When I was in high school we read a poem in class about an athlete dying young – I’m pretty sure it was this one. I remember thinking that if I died before I had the chance to be a failure I would be more likely to leave a good legacy. In retrospect, I think that the pressure of life, especially the pressure of achieving success while also being in the closet, was draining a lot of my joy and energy. I knew that at some point I would burn out.

In my high school years I actually thought God might have promised me I would die young. If I stayed in the closet for my faith it seemed like an early death was God holding up their end of the bargain. Twenty or so years on earth seemed doable, but much more than that was hard to imagine. Being a closeted gay adolescent in the church left me feeling committed to my path and hopeless that it could actually work out in my favor. Going to heaven was the primary reward I was presented with in these years so it makes sense that when life felt overwhelming that’s where my mind would wander.

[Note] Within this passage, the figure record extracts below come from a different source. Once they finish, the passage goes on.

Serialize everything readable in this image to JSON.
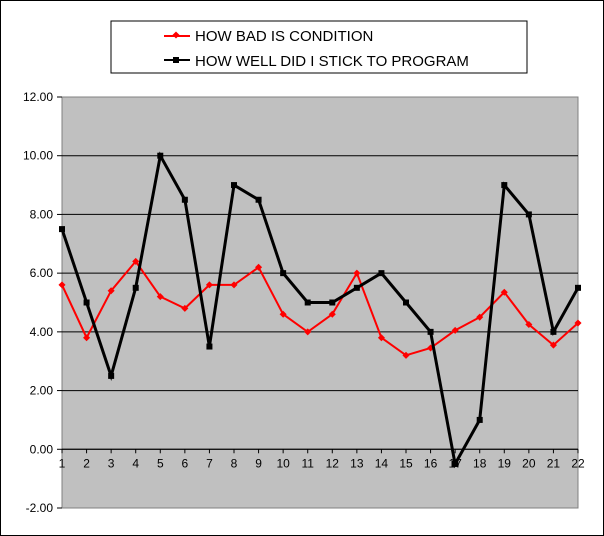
{
  "chart_data": {
    "type": "line",
    "title": "",
    "xlabel": "",
    "ylabel": "",
    "x": [
      1,
      2,
      3,
      4,
      5,
      6,
      7,
      8,
      9,
      10,
      11,
      12,
      13,
      14,
      15,
      16,
      17,
      18,
      19,
      20,
      21,
      22
    ],
    "ylim": [
      -2,
      12
    ],
    "yticks": [
      "12.00",
      "10.00",
      "8.00",
      "6.00",
      "4.00",
      "2.00",
      "0.00",
      "-2.00"
    ],
    "xticks": [
      "1",
      "2",
      "3",
      "4",
      "5",
      "6",
      "7",
      "8",
      "9",
      "10",
      "11",
      "12",
      "13",
      "14",
      "15",
      "16",
      "17",
      "18",
      "19",
      "20",
      "21",
      "22"
    ],
    "grid": true,
    "legend_position": "top",
    "plot_background": "#C0C0C0",
    "series": [
      {
        "name": "HOW BAD IS CONDITION",
        "color": "#FF0000",
        "marker": "diamond",
        "values": [
          5.6,
          3.8,
          5.4,
          6.4,
          5.2,
          4.8,
          5.6,
          5.6,
          6.2,
          4.6,
          4.0,
          4.6,
          6.0,
          3.8,
          3.2,
          3.45,
          4.05,
          4.5,
          5.35,
          4.25,
          3.55,
          4.3
        ]
      },
      {
        "name": "HOW WELL DID I STICK TO PROGRAM",
        "color": "#000000",
        "marker": "square",
        "values": [
          7.5,
          5.0,
          2.5,
          5.5,
          10.0,
          8.5,
          3.5,
          9.0,
          8.5,
          6.0,
          5.0,
          5.0,
          5.5,
          6.0,
          5.0,
          4.0,
          -0.5,
          1.0,
          9.0,
          8.0,
          4.0,
          5.5
        ]
      }
    ]
  }
}
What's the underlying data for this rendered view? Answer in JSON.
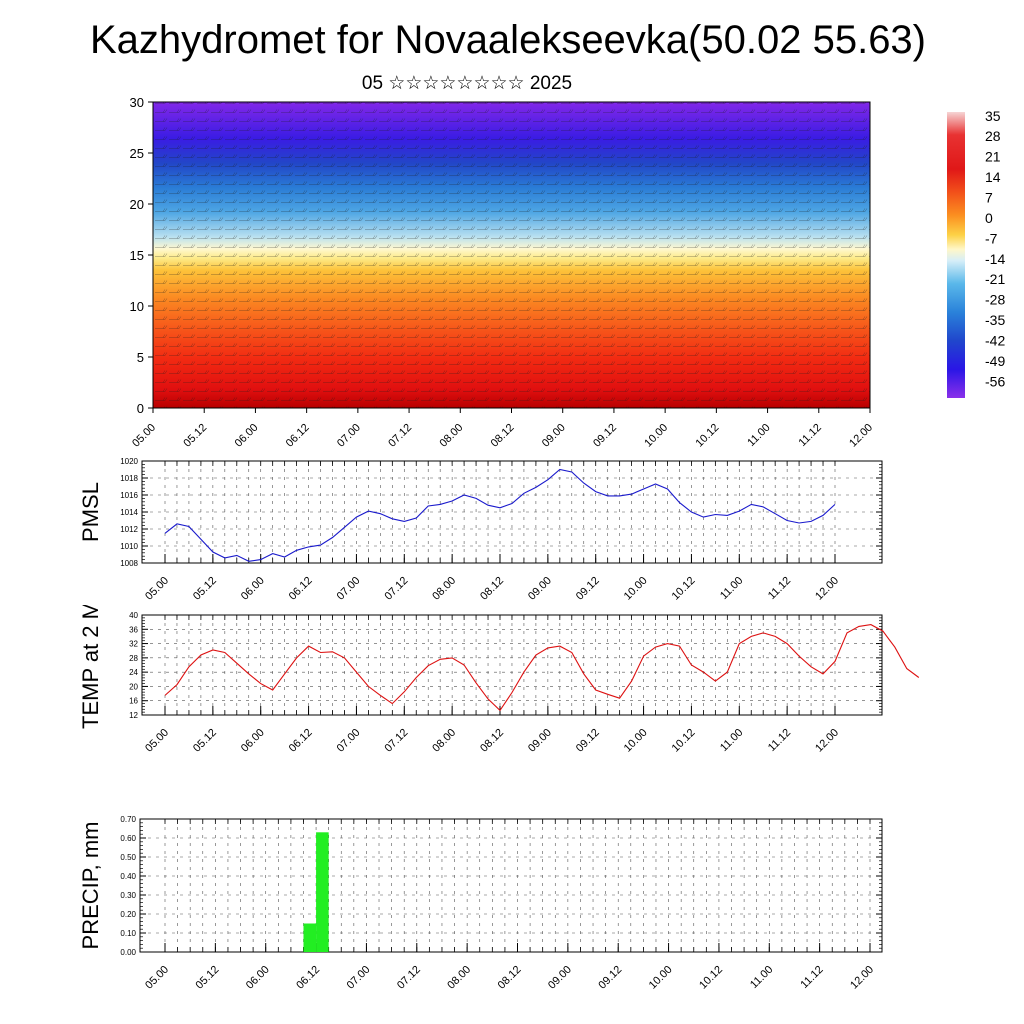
{
  "title": "Kazhydromet for Novaalekseevka(50.02 55.63)",
  "subtitle": "05 ☆☆☆☆☆☆☆☆ 2025",
  "colors": {
    "pmsl_line": "#1a1acc",
    "temp_line": "#dd1111",
    "precip_bar": "#22ee22"
  },
  "chart_data": [
    {
      "type": "heatmap",
      "name": "vertical cross-section (temperature with wind barbs)",
      "x_tick_labels": [
        "05.00",
        "05.12",
        "06.00",
        "06.12",
        "07.00",
        "07.12",
        "08.00",
        "08.12",
        "09.00",
        "09.12",
        "10.00",
        "10.12",
        "11.00",
        "11.12",
        "12.00"
      ],
      "y_ticks": [
        0,
        5,
        10,
        15,
        20,
        25,
        30
      ],
      "ylim": [
        0,
        30
      ],
      "colorbar_labels": [
        "35",
        "28",
        "21",
        "14",
        "7",
        "0",
        "-7",
        "-14",
        "-21",
        "-28",
        "-35",
        "-42",
        "-49",
        "-56"
      ],
      "colorbar_range": [
        -60,
        38
      ]
    },
    {
      "type": "line",
      "ylabel": "PMSL",
      "x_tick_labels": [
        "05.00",
        "05.12",
        "06.00",
        "06.12",
        "07.00",
        "07.12",
        "08.00",
        "08.12",
        "09.00",
        "09.12",
        "10.00",
        "10.12",
        "11.00",
        "11.12",
        "12.00"
      ],
      "y_tick_labels": [
        "1008",
        "1010",
        "1012",
        "1014",
        "1016",
        "1018",
        "1020"
      ],
      "ylim": [
        1008,
        1020
      ],
      "step_hours": 3,
      "values": [
        1011.5,
        1012.6,
        1012.3,
        1010.8,
        1009.3,
        1008.6,
        1008.9,
        1008.2,
        1008.4,
        1009.1,
        1008.7,
        1009.5,
        1009.9,
        1010.1,
        1011.0,
        1012.2,
        1013.4,
        1014.1,
        1013.8,
        1013.2,
        1012.9,
        1013.3,
        1014.7,
        1014.9,
        1015.3,
        1016.0,
        1015.6,
        1014.8,
        1014.5,
        1015.0,
        1016.2,
        1016.9,
        1017.8,
        1019.0,
        1018.7,
        1017.4,
        1016.4,
        1015.9,
        1015.9,
        1016.1,
        1016.7,
        1017.3,
        1016.7,
        1015.1,
        1014.0,
        1013.4,
        1013.7,
        1013.6,
        1014.1,
        1014.9,
        1014.6,
        1013.8,
        1013.0,
        1012.7,
        1012.9,
        1013.6,
        1014.9
      ]
    },
    {
      "type": "line",
      "ylabel": "TEMP at 2 M",
      "x_tick_labels": [
        "05.00",
        "05.12",
        "06.00",
        "06.12",
        "07.00",
        "07.12",
        "08.00",
        "08.12",
        "09.00",
        "09.12",
        "10.00",
        "10.12",
        "11.00",
        "11.12",
        "12.00"
      ],
      "y_tick_labels": [
        "12",
        "16",
        "20",
        "24",
        "28",
        "32",
        "36",
        "40"
      ],
      "ylim": [
        12,
        40
      ],
      "step_hours": 3,
      "values": [
        17.5,
        20.5,
        25.5,
        28.8,
        30.2,
        29.5,
        26.5,
        23.5,
        20.8,
        19.0,
        23.5,
        28.0,
        31.3,
        29.5,
        29.7,
        28.0,
        24.0,
        20.0,
        17.5,
        15.2,
        18.5,
        22.5,
        25.8,
        27.6,
        28.0,
        26.0,
        21.0,
        16.5,
        13.3,
        18.3,
        24.0,
        28.8,
        30.8,
        31.3,
        29.5,
        23.5,
        19.0,
        17.8,
        16.7,
        21.5,
        28.5,
        31.0,
        32.0,
        31.3,
        26.0,
        24.0,
        21.5,
        24.0,
        32.0,
        34.0,
        35.0,
        34.0,
        32.0,
        28.5,
        25.5,
        23.5,
        27.0,
        35.0,
        36.8,
        37.3,
        35.5,
        31.0,
        25.0,
        22.5
      ]
    },
    {
      "type": "bar",
      "ylabel": "PRECIP, mm",
      "x_tick_labels": [
        "05.00",
        "05.12",
        "06.00",
        "06.12",
        "07.00",
        "07.12",
        "08.00",
        "08.12",
        "09.00",
        "09.12",
        "10.00",
        "10.12",
        "11.00",
        "11.12",
        "12.00"
      ],
      "y_tick_labels": [
        "0.00",
        "0.10",
        "0.20",
        "0.30",
        "0.40",
        "0.50",
        "0.60",
        "0.70"
      ],
      "ylim": [
        0,
        0.7
      ],
      "bars": [
        {
          "start_hours": 33,
          "end_hours": 36,
          "value": 0.15
        },
        {
          "start_hours": 36,
          "end_hours": 39,
          "value": 0.63
        }
      ]
    }
  ]
}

I didn’t really plan much past my early 20s, basically college was as far as I got in my mind. I couldn’t imagine the future in any kind of hopeful way so I just took life one day, month, and year at a time. When my tragic early death never happened I felt pretty behind and unprepared. Since I thought it was something God had promised, it may have even caused my faith to wane when I was left to figure out the years I hadn’t planned for. (As I scrambled it didn’t feel like God had planned much for those years either.) It wasn’t always conscious, but it does seem pretty clear in retrospect.

The other day on the way to therapy I saw an activity bus from an assisted living facility and cried for most of the rest of the drive. I worked in assisted living so I have some personal experience with how sad and lonely those places can be. In these moments I think I’m already grieving the future I feel is coming for me. Many people close to me have tried to reassure me about the future and remind me how far I’ve come. I actually have a very long blog post draft called, “The Future is Home,” in which I have tried to convince myself for more than a decade that it’s going to be ok. Rationally I want to believe them (and myself), but emotionally I just can’t.

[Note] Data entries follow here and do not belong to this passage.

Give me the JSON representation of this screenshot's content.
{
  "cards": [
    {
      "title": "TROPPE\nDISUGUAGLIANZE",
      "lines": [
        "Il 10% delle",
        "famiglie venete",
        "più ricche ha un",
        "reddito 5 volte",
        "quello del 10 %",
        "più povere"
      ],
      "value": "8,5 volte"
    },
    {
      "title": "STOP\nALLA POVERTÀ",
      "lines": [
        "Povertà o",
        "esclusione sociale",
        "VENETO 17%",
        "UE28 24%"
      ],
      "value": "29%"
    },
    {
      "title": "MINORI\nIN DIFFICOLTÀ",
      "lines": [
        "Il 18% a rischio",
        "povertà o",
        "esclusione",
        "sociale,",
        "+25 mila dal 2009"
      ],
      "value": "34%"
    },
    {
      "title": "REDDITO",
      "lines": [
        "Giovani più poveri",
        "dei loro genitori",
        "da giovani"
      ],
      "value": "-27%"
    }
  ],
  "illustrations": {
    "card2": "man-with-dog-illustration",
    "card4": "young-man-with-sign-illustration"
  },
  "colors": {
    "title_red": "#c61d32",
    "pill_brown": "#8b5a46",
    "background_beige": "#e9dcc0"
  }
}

Adolescence is supposed to be a time of exploration. It’s supposed to be a time when you get to know yourself, try on different identities, express desire, start to experience autonomy and independence. My experience of adolescence was closer to one of commitment before exploration – what Marcia would call identity Foreclosure. Now I am finally (really) exploring and, even though I have felt late to the party at times, I am very grateful to be here.

I do think that I will get to a point where I am optimistic about the future. I am already “less hopeless” at least which feels like progress. Even writing this blog post has made me feel better about things in the moment, probably because writing is something that I enjoy and it is a relief to write out thoughts that have been on my mind. I have also given myself the freedom to explore without making promises the way I did the first time around. I gave away all my agency at a young age and I’m too prone to do it again. Instead, I’m just following the energy of my life as best I can. The more my life feels like home right now the more likely I’ll be able to imagine it for myself down the road.